Performance Evaluation ofB. burgdorferi Serology Test Using Zeus Modified Two-Tier Testing (MTTT) Against Standard Two-Tier Testing (STTT) by Immunoblot Method

Abstract

Abstract Introduction/Objective Lyme disease (LD) is a multisystem infection caused by tick-transmitted spirochete Borrelia burgdorferi. Serologic testing of LD is the primary diagnostic approach, and two-tiered testing is required to optimize specificity. The FDA cleared a variation of standard two-tiered testing (STTT) known as modified two-tier testing (MTTT) replacing the second tier immunoblot testing with a second enzyme immunoassay either ELISA or chemiluminescence format that can detect IgM and IgG simultaneously (MTTT-1) or separately (MTTT-2). The objective of this study is to evaluate the MTTT-2 assay performance against the predicate immunoblot method. Methods/Case Report Positive and negative quality controls (QC) were used to perform within and between day precision. 96 serum specimens were screened using ZEUS ELISA Borrelia VlsE1/pepC10 IgG/IgM Test System followed by method comparison using ZEUS B. burgdorferi IgG and IgM, separate test systems (ZEUS scientific, Branchburg, NJ) with the predicate MarDX Lyme Western Blot kit on Biotech Trinblot analyzer (Trinity Biotech USA, Jamestown, NY).

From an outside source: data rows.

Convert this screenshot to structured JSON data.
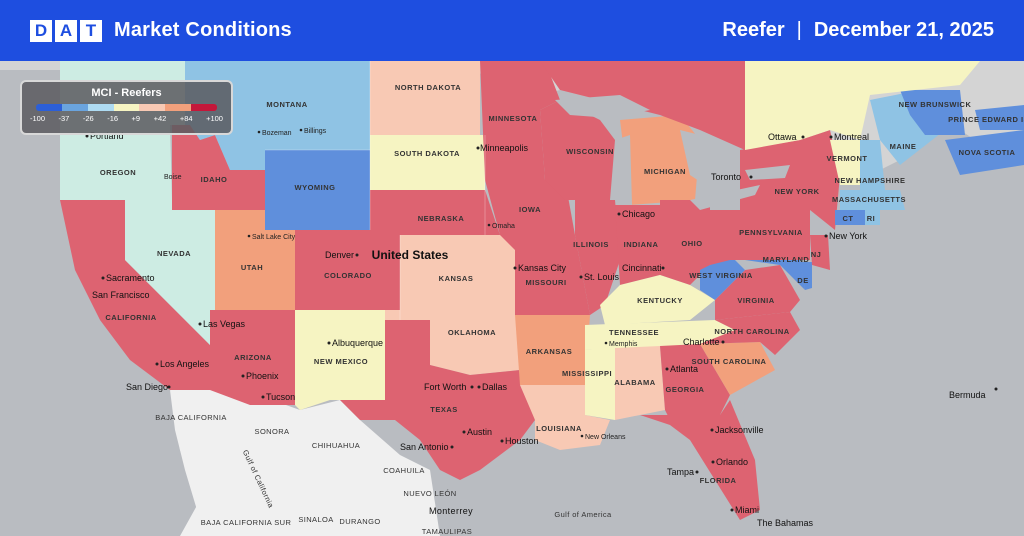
{
  "header": {
    "logo_letters": [
      "D",
      "A",
      "T"
    ],
    "title": "Market Conditions",
    "equipment": "Reefer",
    "separator": "|",
    "date": "December 21, 2025"
  },
  "legend": {
    "title": "MCI - Reefers",
    "ticks": [
      "-100",
      "-37",
      "-26",
      "-16",
      "+9",
      "+42",
      "+84",
      "+100"
    ],
    "colors": [
      "#3b6fe0",
      "#6aa4de",
      "#aedbf2",
      "#f6f4c2",
      "#f8c9b4",
      "#f2a07c",
      "#e25863",
      "#c4173a"
    ]
  },
  "colors": {
    "header_bg": "#1e4ee0",
    "water": "#b9bcc1",
    "mexico_land": "#f0f0f0",
    "canada_land": "#d4d4d4",
    "strong_red": "#dd6371",
    "salmon": "#f2a07c",
    "peach": "#f8c9b4",
    "pale_yellow": "#f6f4c2",
    "mint": "#cdece3",
    "light_blue": "#8fc3e4",
    "mid_blue": "#5f8fdc"
  },
  "country_label": "United States",
  "states": [
    "MONTANA",
    "NORTH DAKOTA",
    "MINNESOTA",
    "WISCONSIN",
    "MICHIGAN",
    "SOUTH DAKOTA",
    "WYOMING",
    "IDAHO",
    "OREGON",
    "NEVADA",
    "UTAH",
    "COLORADO",
    "NEBRASKA",
    "IOWA",
    "ILLINOIS",
    "INDIANA",
    "OHIO",
    "PENNSYLVANIA",
    "NEW YORK",
    "KANSAS",
    "MISSOURI",
    "KENTUCKY",
    "CALIFORNIA",
    "ARIZONA",
    "NEW MEXICO",
    "OKLAHOMA",
    "ARKANSAS",
    "TENNESSEE",
    "MISSISSIPPI",
    "ALABAMA",
    "GEORGIA",
    "TEXAS",
    "LOUISIANA",
    "FLORIDA",
    "NORTH CAROLINA",
    "SOUTH CAROLINA",
    "VIRGINIA",
    "WEST VIRGINIA",
    "MARYLAND",
    "NJ",
    "DE",
    "CT",
    "RI",
    "VERMONT",
    "NEW HAMPSHIRE",
    "MASSACHUSETTS",
    "MAINE",
    "NEW BRUNSWICK",
    "PRINCE EDWARD ISLAND",
    "NOVA SCOTIA"
  ],
  "cities": [
    "Portland",
    "Bozeman",
    "Billings",
    "Boise",
    "Minneapolis",
    "Ottawa",
    "Montreal",
    "Toronto",
    "Chicago",
    "Omaha",
    "Salt Lake City",
    "Denver",
    "Kansas City",
    "St. Louis",
    "Cincinnati",
    "Sacramento",
    "San Francisco",
    "Las Vegas",
    "Albuquerque",
    "Los Angeles",
    "Phoenix",
    "San Diego",
    "Tucson",
    "Memphis",
    "Charlotte",
    "Atlanta",
    "Fort Worth",
    "Dallas",
    "Austin",
    "San Antonio",
    "Houston",
    "New Orleans",
    "Jacksonville",
    "Orlando",
    "Tampa",
    "Miami",
    "New York",
    "Bermuda",
    "The Bahamas"
  ],
  "regions": [
    "BAJA CALIFORNIA",
    "SONORA",
    "CHIHUAHUA",
    "COAHUILA",
    "NUEVO LEÓN",
    "BAJA CALIFORNIA SUR",
    "SINALOA",
    "DURANGO",
    "TAMAULIPAS",
    "Monterrey",
    "Gulf of America",
    "Gulf of California"
  ]
}
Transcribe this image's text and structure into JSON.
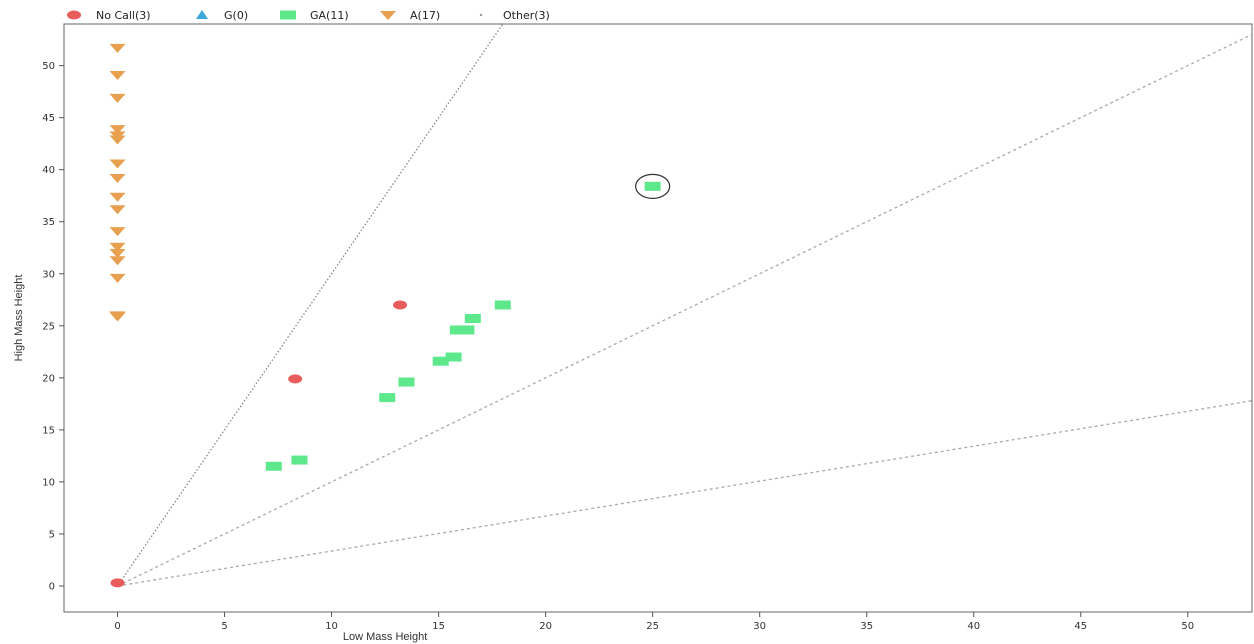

Interference study was performed using 17 serum samples: 4 HIV positive, 5 ANA positive with high titer, 2 EBV IgG positive, 1 CMV IgG positive, 2 EBV & CMV IgG positive, and 3 reactive syphilis samples. Patient clinical chart was reviewed on results that disagreed. Results (if a Case Study enter NA) Within and between day precision studies were acceptable. Method comparison between MTTT-2 vs. immunoblot demonstrated 73% agreement (70/96). The remaining 26 samples showed disagreement either by IgM or IgG alone, or both. Upon clinical chart review, 8/26 samples that disagreed were likely true positive and 3/26 samples were likely false positive by MTTT-2 assay; the remaining 15/26 samples either cannot be confirmed due to lack of clinical history or inappropriately ordered as routine test. No cross-reactivity was observed on the MTTT-2 assay. Conclusion Our study demonstrated MTTT-2 assay is equivalent or slightly better than the predicate immunoblot method, if ordered appropriately when clinically indicated.